Considering these facts, it would seem, to put it at its mildest, an odd time to leave the country for several days to pursue private commercial business. That he did so means either that Trump is oblivious to his campaign’s mounting, dire problems, or that he is aware of them but simply cares more about his business investments than his presidential campaign. Neither possibility is likely to inspire new confidence in the many Republicans officially now tied against their will to his fate.

So Trump’s UK visit highlighted several of his worst features: his past bad behavior means clouds of anger and hostility will follow wherever he goes; his business record is a trail of overblown promises followed by disappointment and recrimination; his ignorance of the world combines with his brash manner to make him an endlessly productive generator of crass and provocative verbal missteps; and when it comes to campaign discipline, he simply does what he likes, when he likes, without regard for how it will affect others, or even common sense about how it will affect himself.
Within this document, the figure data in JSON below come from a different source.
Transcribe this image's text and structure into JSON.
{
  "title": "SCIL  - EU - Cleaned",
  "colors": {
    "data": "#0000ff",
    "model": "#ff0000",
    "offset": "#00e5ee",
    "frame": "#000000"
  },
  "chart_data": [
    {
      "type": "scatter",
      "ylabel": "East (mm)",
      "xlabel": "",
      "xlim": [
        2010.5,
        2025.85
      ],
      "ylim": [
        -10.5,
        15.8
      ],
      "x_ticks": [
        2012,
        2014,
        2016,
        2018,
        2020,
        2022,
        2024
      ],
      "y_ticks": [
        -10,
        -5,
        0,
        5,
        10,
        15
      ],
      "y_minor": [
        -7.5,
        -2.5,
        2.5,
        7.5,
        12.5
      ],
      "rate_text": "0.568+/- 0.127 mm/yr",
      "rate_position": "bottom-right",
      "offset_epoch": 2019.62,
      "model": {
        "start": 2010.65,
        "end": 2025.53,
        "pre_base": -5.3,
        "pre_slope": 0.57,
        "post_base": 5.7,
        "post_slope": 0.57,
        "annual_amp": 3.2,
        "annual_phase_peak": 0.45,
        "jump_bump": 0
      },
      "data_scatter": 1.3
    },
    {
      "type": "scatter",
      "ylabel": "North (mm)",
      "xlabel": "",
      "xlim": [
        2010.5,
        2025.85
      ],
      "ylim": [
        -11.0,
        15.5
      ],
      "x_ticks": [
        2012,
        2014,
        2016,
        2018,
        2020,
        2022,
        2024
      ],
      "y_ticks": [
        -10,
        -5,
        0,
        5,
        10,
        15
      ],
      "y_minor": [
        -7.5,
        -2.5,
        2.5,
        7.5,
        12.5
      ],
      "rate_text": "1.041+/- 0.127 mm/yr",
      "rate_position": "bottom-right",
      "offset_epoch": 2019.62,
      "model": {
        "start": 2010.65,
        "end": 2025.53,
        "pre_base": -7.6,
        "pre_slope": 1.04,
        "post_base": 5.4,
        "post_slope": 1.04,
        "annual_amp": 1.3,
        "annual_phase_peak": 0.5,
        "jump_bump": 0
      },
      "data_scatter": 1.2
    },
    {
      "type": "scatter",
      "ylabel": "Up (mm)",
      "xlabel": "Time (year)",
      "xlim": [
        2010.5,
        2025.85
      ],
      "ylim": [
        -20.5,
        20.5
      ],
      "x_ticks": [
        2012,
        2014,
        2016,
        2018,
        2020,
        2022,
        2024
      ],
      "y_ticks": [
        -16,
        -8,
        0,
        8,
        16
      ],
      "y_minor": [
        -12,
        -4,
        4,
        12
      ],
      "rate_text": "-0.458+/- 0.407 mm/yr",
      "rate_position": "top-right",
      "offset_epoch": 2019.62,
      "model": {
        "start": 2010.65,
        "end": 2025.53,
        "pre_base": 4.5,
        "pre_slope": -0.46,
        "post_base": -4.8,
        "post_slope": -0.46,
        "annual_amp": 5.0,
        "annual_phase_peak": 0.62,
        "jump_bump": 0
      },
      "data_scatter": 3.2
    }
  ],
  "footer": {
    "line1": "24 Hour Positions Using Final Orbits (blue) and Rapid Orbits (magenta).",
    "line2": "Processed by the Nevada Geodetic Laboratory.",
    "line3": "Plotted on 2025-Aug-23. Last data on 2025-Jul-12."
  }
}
With the possible exception of Rupert Murdoch, with whom Trump dined during his visit, there was scant evidence in the UK of locals who regarded his visit as anything other than a grim obligation to be politely endured for the sake of too-late-to-escape commercial ties. If he were ever – God forbid – to return as President, one suspects the protests will be rather larger, and the discomfort of the political leaders forced to engage with him amplified a thousand-fold.